The name Gigondas is derived from the Latin “jocunditas,” meaning joy or pleasantness. It was applied to a Gallo-Roman village where life was good, as were the wines produced there.  The vineyards are arrayed on the foothills of the striking Dentelles de Montmiraille where altitude can mitigate the intense summer heat, allowing for preservation of fresh acidity and focused fruit flavours.  Red Gigondas will serve as “the monarch of the feast,” partnering beautifully with roast or braised meats.  Good bottlings will age to mushroomy gingery glory over twenty years.  Prices begin in the $25-$30 range!

Pierre Amadieu is among the most highly regarded wineries in Gigondas. Last fall Pierre’s grandson, Henri-Claude Amadieu, presented a seminar in Toronto to show off three different Gigondas red wines (and a Vinsobres red from another southern Rhône commune) made by his house.  They were fairly priced delicious specimens.

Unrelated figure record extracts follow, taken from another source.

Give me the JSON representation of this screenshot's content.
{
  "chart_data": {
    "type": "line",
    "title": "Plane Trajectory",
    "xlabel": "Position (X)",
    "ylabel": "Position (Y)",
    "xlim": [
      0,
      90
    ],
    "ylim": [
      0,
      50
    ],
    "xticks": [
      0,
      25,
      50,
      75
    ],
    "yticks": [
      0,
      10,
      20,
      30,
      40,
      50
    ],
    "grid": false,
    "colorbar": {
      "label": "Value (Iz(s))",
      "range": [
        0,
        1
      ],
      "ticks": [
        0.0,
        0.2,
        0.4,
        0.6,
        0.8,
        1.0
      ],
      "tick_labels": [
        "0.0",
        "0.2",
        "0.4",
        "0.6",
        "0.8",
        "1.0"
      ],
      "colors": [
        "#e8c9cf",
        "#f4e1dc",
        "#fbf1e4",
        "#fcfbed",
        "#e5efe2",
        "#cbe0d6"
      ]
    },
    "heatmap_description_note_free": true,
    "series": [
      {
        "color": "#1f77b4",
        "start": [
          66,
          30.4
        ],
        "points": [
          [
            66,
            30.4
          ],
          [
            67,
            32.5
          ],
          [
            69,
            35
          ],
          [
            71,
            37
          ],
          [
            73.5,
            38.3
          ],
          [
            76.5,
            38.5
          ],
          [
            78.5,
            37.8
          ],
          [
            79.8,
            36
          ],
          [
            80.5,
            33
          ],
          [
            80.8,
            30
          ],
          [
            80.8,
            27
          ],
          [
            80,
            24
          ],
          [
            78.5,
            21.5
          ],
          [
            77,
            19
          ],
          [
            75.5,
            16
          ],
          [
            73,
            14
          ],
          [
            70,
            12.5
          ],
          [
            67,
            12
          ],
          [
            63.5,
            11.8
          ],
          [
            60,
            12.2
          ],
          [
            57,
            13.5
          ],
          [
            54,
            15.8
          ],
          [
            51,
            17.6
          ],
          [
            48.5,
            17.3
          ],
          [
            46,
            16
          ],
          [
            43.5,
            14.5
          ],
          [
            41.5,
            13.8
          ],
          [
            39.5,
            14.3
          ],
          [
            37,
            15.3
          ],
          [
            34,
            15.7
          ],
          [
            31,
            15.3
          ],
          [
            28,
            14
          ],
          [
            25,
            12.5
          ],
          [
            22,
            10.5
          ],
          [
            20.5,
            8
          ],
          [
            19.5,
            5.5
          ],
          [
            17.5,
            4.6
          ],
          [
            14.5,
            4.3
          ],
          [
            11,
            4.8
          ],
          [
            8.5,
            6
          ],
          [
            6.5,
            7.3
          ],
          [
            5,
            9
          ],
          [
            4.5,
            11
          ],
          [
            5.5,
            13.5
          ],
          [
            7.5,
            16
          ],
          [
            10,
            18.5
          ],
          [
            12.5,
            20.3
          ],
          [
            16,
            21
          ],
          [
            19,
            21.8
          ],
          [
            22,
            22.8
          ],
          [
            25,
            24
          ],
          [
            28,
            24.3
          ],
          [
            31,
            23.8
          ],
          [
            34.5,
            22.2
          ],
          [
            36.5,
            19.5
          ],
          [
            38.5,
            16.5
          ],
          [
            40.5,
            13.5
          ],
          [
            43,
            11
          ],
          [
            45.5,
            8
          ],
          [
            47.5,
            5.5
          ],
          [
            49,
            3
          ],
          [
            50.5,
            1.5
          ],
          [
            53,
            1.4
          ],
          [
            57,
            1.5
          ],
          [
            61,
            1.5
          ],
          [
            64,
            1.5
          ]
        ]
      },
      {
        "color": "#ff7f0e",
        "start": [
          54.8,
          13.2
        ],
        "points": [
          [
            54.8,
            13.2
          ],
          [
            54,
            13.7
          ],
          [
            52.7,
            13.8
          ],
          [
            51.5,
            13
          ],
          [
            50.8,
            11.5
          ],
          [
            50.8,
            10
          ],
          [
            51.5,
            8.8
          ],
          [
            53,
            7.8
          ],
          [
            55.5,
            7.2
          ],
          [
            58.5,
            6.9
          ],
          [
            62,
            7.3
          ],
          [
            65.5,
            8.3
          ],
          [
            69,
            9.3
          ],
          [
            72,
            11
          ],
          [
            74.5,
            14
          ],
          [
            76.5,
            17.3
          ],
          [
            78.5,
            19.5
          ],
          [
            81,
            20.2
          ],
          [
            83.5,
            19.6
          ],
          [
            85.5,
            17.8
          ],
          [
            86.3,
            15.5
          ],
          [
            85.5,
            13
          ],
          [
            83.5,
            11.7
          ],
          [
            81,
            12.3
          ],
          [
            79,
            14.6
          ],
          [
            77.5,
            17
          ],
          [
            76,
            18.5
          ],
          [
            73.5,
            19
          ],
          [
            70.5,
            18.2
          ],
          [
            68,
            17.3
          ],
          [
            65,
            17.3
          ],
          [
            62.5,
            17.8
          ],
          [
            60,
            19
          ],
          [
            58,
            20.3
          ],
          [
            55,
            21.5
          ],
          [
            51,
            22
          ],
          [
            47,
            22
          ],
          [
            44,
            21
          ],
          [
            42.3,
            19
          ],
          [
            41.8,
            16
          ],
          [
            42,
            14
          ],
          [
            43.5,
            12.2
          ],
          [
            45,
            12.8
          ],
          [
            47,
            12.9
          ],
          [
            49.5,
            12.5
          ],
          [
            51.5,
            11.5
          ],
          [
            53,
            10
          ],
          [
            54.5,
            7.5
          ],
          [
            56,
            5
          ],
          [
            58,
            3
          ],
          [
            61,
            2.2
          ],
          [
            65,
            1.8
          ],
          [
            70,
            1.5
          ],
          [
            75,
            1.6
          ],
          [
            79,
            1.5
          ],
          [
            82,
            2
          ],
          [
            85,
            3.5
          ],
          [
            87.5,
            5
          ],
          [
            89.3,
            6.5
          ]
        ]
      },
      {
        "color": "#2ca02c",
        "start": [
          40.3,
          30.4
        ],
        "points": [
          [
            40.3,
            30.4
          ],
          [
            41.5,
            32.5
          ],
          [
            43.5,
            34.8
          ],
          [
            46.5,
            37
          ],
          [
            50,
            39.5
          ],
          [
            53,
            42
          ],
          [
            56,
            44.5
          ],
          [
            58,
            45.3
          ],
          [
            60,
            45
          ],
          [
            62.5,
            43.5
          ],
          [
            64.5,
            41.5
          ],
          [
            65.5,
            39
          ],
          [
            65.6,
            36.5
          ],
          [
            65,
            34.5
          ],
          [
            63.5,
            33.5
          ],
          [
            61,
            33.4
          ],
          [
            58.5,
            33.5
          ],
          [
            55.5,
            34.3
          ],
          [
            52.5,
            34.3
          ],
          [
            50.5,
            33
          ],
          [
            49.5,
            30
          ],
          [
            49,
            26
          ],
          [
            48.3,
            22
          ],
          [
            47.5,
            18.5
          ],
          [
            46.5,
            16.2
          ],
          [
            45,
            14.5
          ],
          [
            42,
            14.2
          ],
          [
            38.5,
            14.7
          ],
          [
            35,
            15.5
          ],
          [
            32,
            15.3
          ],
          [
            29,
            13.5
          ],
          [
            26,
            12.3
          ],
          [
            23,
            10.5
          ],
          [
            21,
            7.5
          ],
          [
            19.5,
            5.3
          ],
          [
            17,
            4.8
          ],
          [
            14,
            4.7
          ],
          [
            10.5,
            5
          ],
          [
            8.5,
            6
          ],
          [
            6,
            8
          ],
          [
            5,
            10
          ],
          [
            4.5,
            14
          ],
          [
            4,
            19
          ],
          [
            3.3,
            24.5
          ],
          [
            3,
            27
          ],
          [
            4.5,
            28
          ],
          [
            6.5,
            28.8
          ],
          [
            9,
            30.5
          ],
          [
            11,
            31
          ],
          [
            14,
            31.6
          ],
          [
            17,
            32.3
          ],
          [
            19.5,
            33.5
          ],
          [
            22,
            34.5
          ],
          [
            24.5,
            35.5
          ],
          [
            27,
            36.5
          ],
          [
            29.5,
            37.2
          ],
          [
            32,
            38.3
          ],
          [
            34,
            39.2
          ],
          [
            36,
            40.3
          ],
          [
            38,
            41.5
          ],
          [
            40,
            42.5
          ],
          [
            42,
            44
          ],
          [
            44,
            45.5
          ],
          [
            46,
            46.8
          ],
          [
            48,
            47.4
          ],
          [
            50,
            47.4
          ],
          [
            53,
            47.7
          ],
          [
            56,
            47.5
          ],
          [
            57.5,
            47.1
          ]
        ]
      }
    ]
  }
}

Gigondas Romane Machotte Rouge 2012 ($28, score 90+) has a nose of deep black cherry and black berries fruit with wet stone note and rose petal nuances. The tannins are fine, firm and ripe with fresh acidity framing dep elegant fruit through a very long fruit and tannic finish with a mild bitter note and a faint oaky note on the finish.

Gigondas Domaine Grand Romane Rouge 2013 ($40, score 91+) has a very perfumed bouquet bright mixed black berry fruit with slightly pungent mineral and licorice root notes. It’s plush and velvety on the palate, fresh, and flaunts elegant luscious focused fruit with an elegant note.  The finish is fine, long and astringent.

Gigondas Le Pas de L’Aigle Rouge 2012 (~$30, score 91) has a seriously dusty pungent mineral nose with mixed black fruit and licorice root peeking out. It’s mouth-watering, with fine firm ripe tannins, fresh acid and deep ripe fruit harmonized with mineral notes. They all coast through a long finely astringent finish with a toasty note at the end.

Vinsobres Les Paillats Rouge 2012 ($21, score 89+) was slightly rustic with focused black cherry blackberry fruit, a touch of black currant and faded rose petal and elegant mineral notes. The tannins are fine, firm and ripe with fresh acidity.  The fruit is rich but serious.  Fruit and tannin persist on the very long finish with a late kiss of oak.